European Disability Forum and National Confederation of Persons with Disabilities, Greece

Our recommendations

  • All EU policies, programs and funding on migration and asylum; including the policies taken regarding COVID 19 should be disability inclusive, and pay particular attention to the needs and rights of refugee women and children with disabilities;
  • Put in place processes to identify all refugees and asylum seekers with disabilities or chronic health conditions and prioritise their access to healthcare services, essential goods (such as water and food) and accessible housing and services;
  • Guarantee better living conditions in care homes where half of coronavirus deaths happen;
  • Ensure that a healthcare plan is in place to protect refugees and migrants with disabilities from exposure to the COVID-19 including prevention, early testing and treatment.
  • Grant access to the national healthcare systems to all refugees and asylum seekers, including easy and fast pre-registration process to apply for asylum or refugee status/All refugees and asylum seekers, including those with disabilities should be transferred from overcrowded refugee camps, reception centers and other “processing facilities” and be provided with housing and access to services in the communities. Special attention should be paid to accessibility of these housing and services;
  • Humanitarian assistance, education, livelihoods and health care services should be accessible and inclusive of all refugees with disabilities.

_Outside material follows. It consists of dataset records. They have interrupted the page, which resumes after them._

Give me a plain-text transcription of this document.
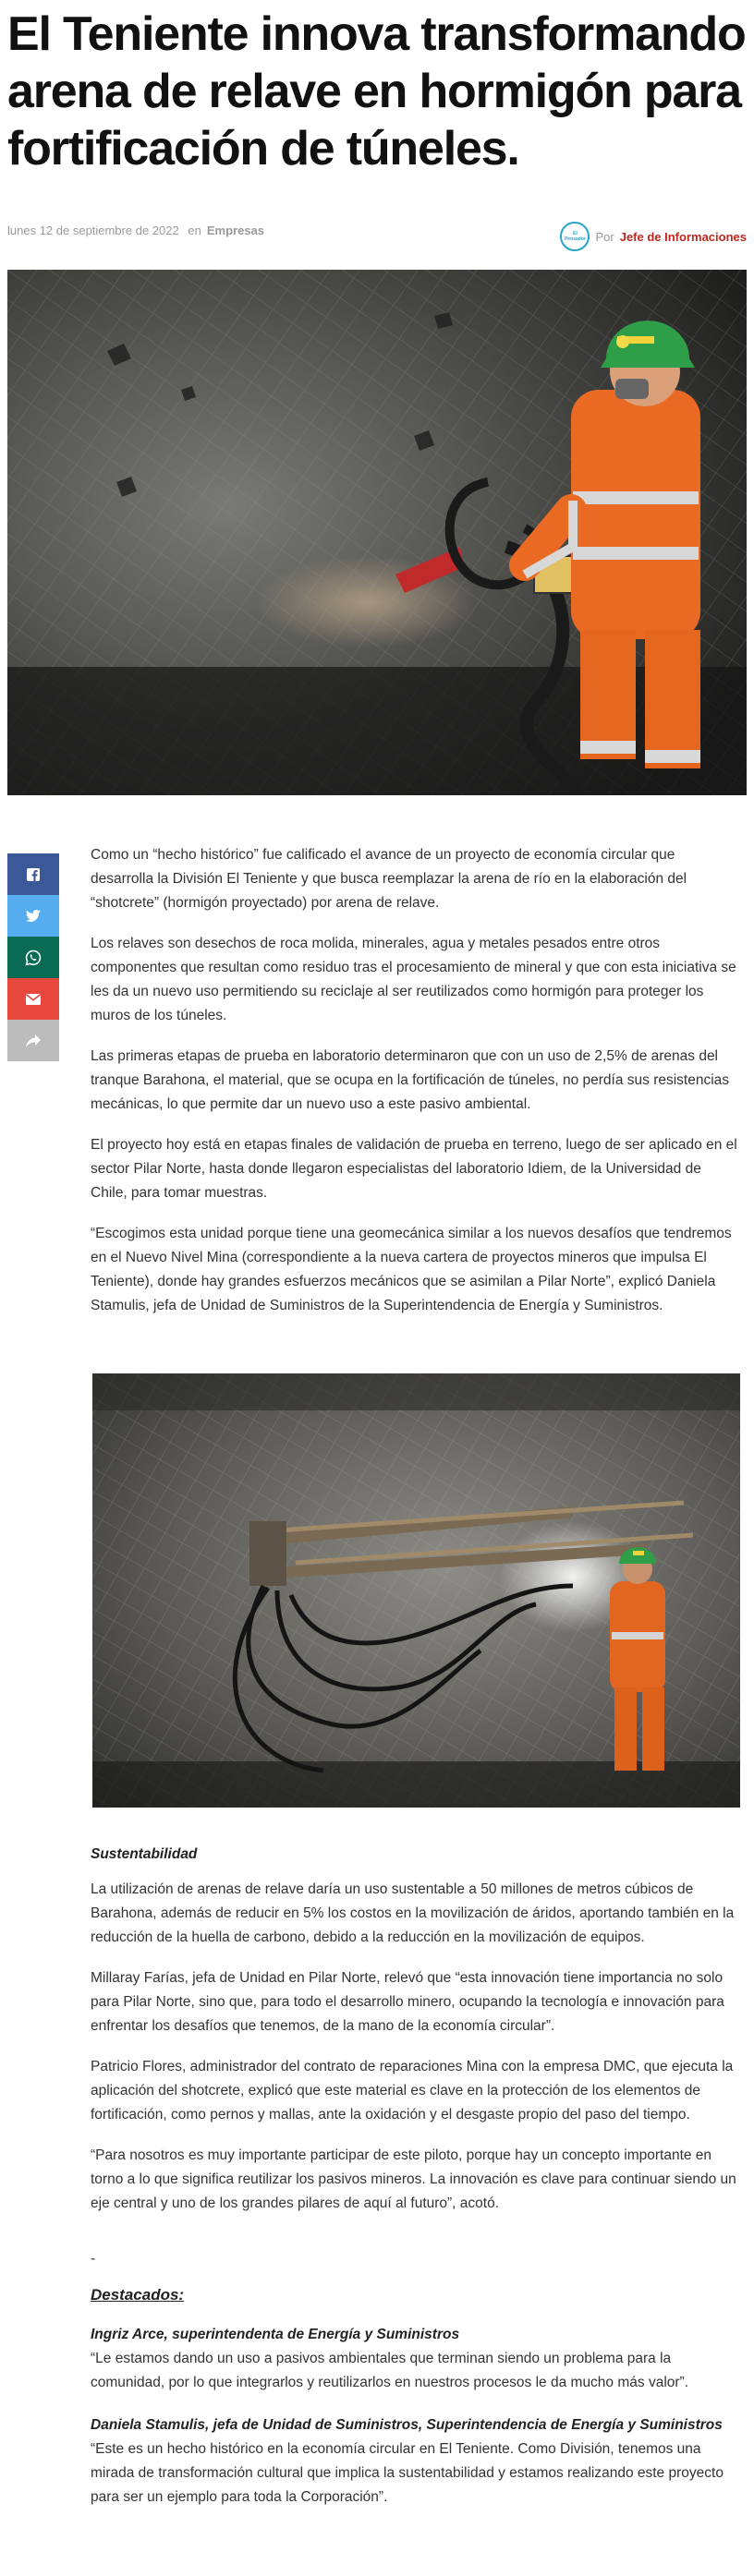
El Teniente innova transformando arena de relave en hormigón para fortificación de túneles.
lunes 12 de septiembre de 2022 en Empresas	El Pensador Por Jefe de Informaciones

Como un “hecho histórico” fue calificado el avance de un proyecto de economía circular que desarrolla la División El Teniente y que busca reemplazar la arena de río en la elaboración del “shotcrete” (hormigón proyectado) por arena de relave.

Los relaves son desechos de roca molida, minerales, agua y metales pesados entre otros componentes que resultan como residuo tras el procesamiento de mineral y que con esta iniciativa se les da un nuevo uso permitiendo su reciclaje al ser reutilizados como hormigón para proteger los muros de los túneles.

Las primeras etapas de prueba en laboratorio determinaron que con un uso de 2,5% de arenas del tranque Barahona, el material, que se ocupa en la fortificación de túneles, no perdía sus resistencias mecánicas, lo que permite dar un nuevo uso a este pasivo ambiental.

El proyecto hoy está en etapas finales de validación de prueba en terreno, luego de ser aplicado en el sector Pilar Norte, hasta donde llegaron especialistas del laboratorio Idiem, de la Universidad de Chile, para tomar muestras.

“Escogimos esta unidad porque tiene una geomecánica similar a los nuevos desafíos que tendremos en el Nuevo Nivel Mina (correspondiente a la nueva cartera de proyectos mineros que impulsa El Teniente), donde hay grandes esfuerzos mecánicos que se asimilan a Pilar Norte”, explicó Daniela Stamulis, jefa de Unidad de Suministros de la Superintendencia de Energía y Suministros.

Sustentabilidad

La utilización de arenas de relave daría un uso sustentable a 50 millones de metros cúbicos de Barahona, además de reducir en 5% los costos en la movilización de áridos, aportando también en la reducción de la huella de carbono, debido a la reducción en la movilización de equipos.

Millaray Farías, jefa de Unidad en Pilar Norte, relevó que “esta innovación tiene importancia no solo para Pilar Norte, sino que, para todo el desarrollo minero, ocupando la tecnología e innovación para enfrentar los desafíos que tenemos, de la mano de la economía circular”.

Patricio Flores, administrador del contrato de reparaciones Mina con la empresa DMC, que ejecuta la aplicación del shotcrete, explicó que este material es clave en la protección de los elementos de fortificación, como pernos y mallas, ante la oxidación y el desgaste propio del paso del tiempo.

“Para nosotros es muy importante participar de este piloto, porque hay un concepto importante en torno a lo que significa reutilizar los pasivos mineros. La innovación es clave para continuar siendo un eje central y uno de los grandes pilares de aquí al futuro”, acotó.

-

Destacados:

Ingriz Arce, superintendenta de Energía y Suministros
“Le estamos dando un uso a pasivos ambientales que terminan siendo un problema para la comunidad, por lo que integrarlos y reutilizarlos en nuestros procesos le da mucho más valor”.
Daniela Stamulis, jefa de Unidad de Suministros, Superintendencia de Energía y Suministros
“Este es un hecho histórico en la economía circular en El Teniente. Como División, tenemos una mirada de transformación cultural que implica la sustentabilidad y estamos realizando este proyecto para ser un ejemplo para toda la Corporación”.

Refugee women and girls with disabilities should have access to healthcare services without discrimination, including sexual and reproductive health services, including prenatal and postnatal healthcare for women;
  • Refugees with disabilities should be reunited with their families where possible;
  • Refugees with disabilities should not be discriminated in access to life-saving treatment to COVID-19. We have specific information that guidelines in Italy, Spain and some regional guidelines in France specifically de-prioritise persons with disabilities;
  • Ensure accessibility of all public health information and healthcare provision that is distributed to refugees and asylum-seekers: this include alternative formats for persons with disabilities and information in the native language of refugees;
  • Guarantee access to protective personal equipment to refugees with disabilities and persons that support them. Often social distancing is not possible for persons with disabilities. We hear alarming information about lack of protective equipment which is creating focus of infections and staff shortages in the social care sector;
  • Any form of forced or coercive treatment, indeed any treatment without fully informed consent of the person receiving the treatment is a human rights violation, as enshrined in the CRPD. In the light of COVID 19 it is imperative that persons with disabilities have their right to informed consent to treatment protected. Forced seclusion, forced restraint and forced medication shall not be used or escalated during this crisis;
  • Involve persons with disabilities through their representatives organisations, in all issues that concern refugees and asylum seekers with disabilities.